На ней было длинное, бесформенное платье из черного бархата, плотные черные колготки и серебристо-синие тяжелые ботинки – в таких только по Луне передвигаться. Однако во всем, что не касалось внешности, Елена обладала отменным вкусом. Магазин будто сошел со страниц викторианского романа: элегантный, уютный, с неповторимой атмосферой. Сюда могли бы захаживать Эдит Уортон7 и Эдгар Аллан По.
Мы обменялись последними сплетнями и новостями.
– Я слышала о Шаймене, – она вздохнула. – Жуткая трагедия. Убийцы забрали бумажник?
– Не знаю… Кстати, незадолго до смерти он попросил меня помочь с одной книгой. Настоящая мистика!
– Да? – Елена удивленно приподняла брови.

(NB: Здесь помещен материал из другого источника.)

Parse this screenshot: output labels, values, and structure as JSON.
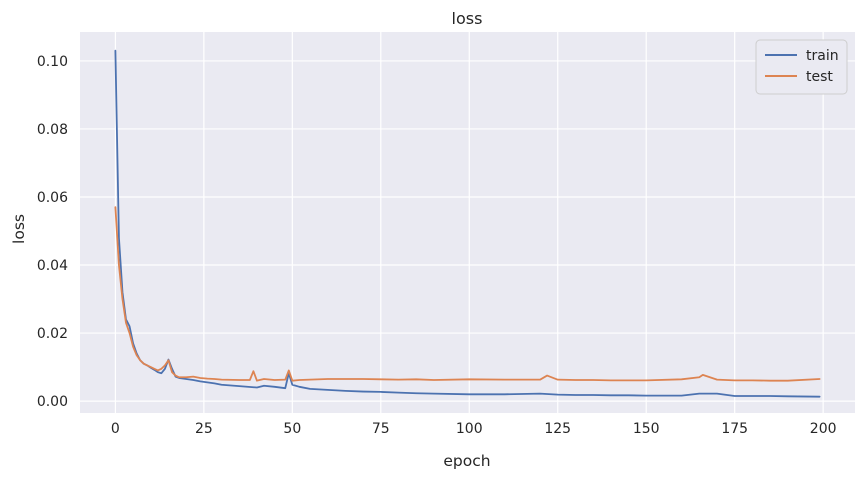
{
  "chart_data": {
    "type": "line",
    "title": "loss",
    "xlabel": "epoch",
    "ylabel": "loss",
    "xlim": [
      -10,
      209
    ],
    "ylim": [
      -0.0035,
      0.1085
    ],
    "xticks": [
      0,
      25,
      50,
      75,
      100,
      125,
      150,
      175,
      200
    ],
    "xtick_labels": [
      "0",
      "25",
      "50",
      "75",
      "100",
      "125",
      "150",
      "175",
      "200"
    ],
    "yticks": [
      0.0,
      0.02,
      0.04,
      0.06,
      0.08,
      0.1
    ],
    "ytick_labels": [
      "0.00",
      "0.02",
      "0.04",
      "0.06",
      "0.08",
      "0.10"
    ],
    "grid": true,
    "legend_position": "top-right",
    "series": [
      {
        "name": "train",
        "color": "#4c72b0",
        "x": [
          0,
          1,
          2,
          3,
          4,
          5,
          6,
          7,
          8,
          9,
          10,
          11,
          12,
          13,
          14,
          15,
          16,
          17,
          18,
          20,
          22,
          24,
          26,
          28,
          30,
          35,
          40,
          42,
          45,
          48,
          49,
          50,
          52,
          55,
          60,
          65,
          70,
          75,
          80,
          85,
          90,
          100,
          110,
          120,
          125,
          130,
          135,
          140,
          145,
          150,
          160,
          165,
          170,
          175,
          180,
          185,
          190,
          199
        ],
        "y": [
          0.103,
          0.048,
          0.032,
          0.024,
          0.022,
          0.017,
          0.014,
          0.012,
          0.011,
          0.0105,
          0.0098,
          0.0092,
          0.0085,
          0.0082,
          0.0095,
          0.0122,
          0.0095,
          0.0072,
          0.0068,
          0.0065,
          0.0062,
          0.0058,
          0.0055,
          0.0052,
          0.0048,
          0.0044,
          0.004,
          0.0045,
          0.0042,
          0.0038,
          0.0082,
          0.0048,
          0.0042,
          0.0036,
          0.0033,
          0.003,
          0.0028,
          0.0027,
          0.0025,
          0.0023,
          0.0022,
          0.002,
          0.002,
          0.0022,
          0.0019,
          0.0018,
          0.0018,
          0.0017,
          0.0017,
          0.0016,
          0.0016,
          0.0022,
          0.0022,
          0.0015,
          0.0015,
          0.0015,
          0.0014,
          0.0013
        ]
      },
      {
        "name": "test",
        "color": "#dd8452",
        "x": [
          0,
          1,
          2,
          3,
          4,
          5,
          6,
          7,
          8,
          9,
          10,
          11,
          12,
          13,
          14,
          15,
          16,
          17,
          18,
          20,
          22,
          24,
          26,
          28,
          30,
          35,
          38,
          39,
          40,
          42,
          45,
          48,
          49,
          50,
          52,
          55,
          60,
          65,
          70,
          75,
          80,
          85,
          90,
          100,
          110,
          120,
          122,
          125,
          130,
          135,
          140,
          145,
          150,
          160,
          165,
          166,
          170,
          175,
          180,
          185,
          190,
          199
        ],
        "y": [
          0.057,
          0.04,
          0.03,
          0.023,
          0.02,
          0.016,
          0.0135,
          0.012,
          0.011,
          0.0105,
          0.01,
          0.0095,
          0.009,
          0.0095,
          0.0105,
          0.012,
          0.0085,
          0.0075,
          0.007,
          0.007,
          0.0072,
          0.0068,
          0.0066,
          0.0065,
          0.0063,
          0.0062,
          0.0062,
          0.0088,
          0.006,
          0.0065,
          0.0062,
          0.0063,
          0.009,
          0.006,
          0.0062,
          0.0063,
          0.0065,
          0.0065,
          0.0065,
          0.0064,
          0.0063,
          0.0064,
          0.0062,
          0.0064,
          0.0063,
          0.0063,
          0.0075,
          0.0063,
          0.0062,
          0.0062,
          0.0061,
          0.0061,
          0.0061,
          0.0064,
          0.007,
          0.0077,
          0.0063,
          0.0061,
          0.0061,
          0.006,
          0.006,
          0.0065
        ]
      }
    ]
  }
}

Она любила читать мистические истории: например, как в далеком семнадцатом веке инспектор Уиттенбрир и леди Уайдмаут из Нового Амстердама встретили славного парня по имени Бенджамин Франклин8.
– Видишь ли, я никогда раньше не слышала об этой книге. По-моему, она называется «Книга о бесценной субстанции». Что-то в этом роде.
– Хм…
– Надеюсь, мне удастся ее найти – для семьи Шаймена. Он сказал, что ему предложили за нее семизначную сумму. Или шестизначную. Но я понятия не имею, что это за книга и кто покупатель.
Почему я решила приплести родственников Шаймена?.. Они явно ничего не знали о книге и плевать на него хотели – не было никакой необходимости учитывать их интересы. Лукас наверняка думал так же. Может, дело было в самой книге? Не из-за нее ли я перестала отличать добро от зла и правду от лжи?
– Попробую помочь. Все-таки в мире не очень много людей, готовых выложить миллион баксов за книгу.
– Знаешь, что меня удивляет? Почему коллекционер обратился именно к Шаймену?
– Вероятно, больше не знал никого, кто занимался бы дорогими изданиями. А на Шаймена вышел благодаря книгам о войне, которыми тот торгует. Торговал…
– Вполне может быть.
– Я в этом не разбираюсь, но Арчи наверняка что-то известно.
Муж Елены – вышедший на пенсию профессор университета – тоже происходил из семьи коренных ньюйоркцев, сплошь интеллектуалов и писателей. Арчи уехал на пару дней в Калифорнию, чтобы приобрести редкие издания у коллекционера, владеющего виноградником в Сономе. Его бюджет на покупку значительно превышал мой. Елена пообещала поговорить с мужем и сообщить, если получится что-то выяснить.
Мы попрощались, я взяла свои пакеты и вышла на улицу. Затем проверила телефон: Лукас так и не написал. Больше меня в городе ничто не держало.
Пора было возвращаться домой.
Глава 6
На обратном пути я с волнением думала обо всем произошедшем: о внимании Лукаса Марксона, о возможности неплохо заработать, о самой книге. Скорее всего, его интересовали только деньги. Но получить их почти нереально: шансы найти книгу и покупателя стремились к нулю. Рано или поздно Лукас испарится, эйфория сойдет на нет, и мне придется вернуться к прежней жизни в холодном доме на севере штата Нью-Йорк.
Дом оказался не таким уж и холодным. Аве варил суп.
– Привет, Лили! Как поездка?
– Нормально. Даже неплохо. Как он?
– Так же, – ответил Аве с улыбкой. – Он в саду, принимает солнечные ванны.
Книги я пока оставила в машине – займусь ими завтра или послезавтра. Иначе Аве предложит помощь, а мне бы не хотелось, чтобы он лишний раз напрягал больную спину. Я вышла на задний двор.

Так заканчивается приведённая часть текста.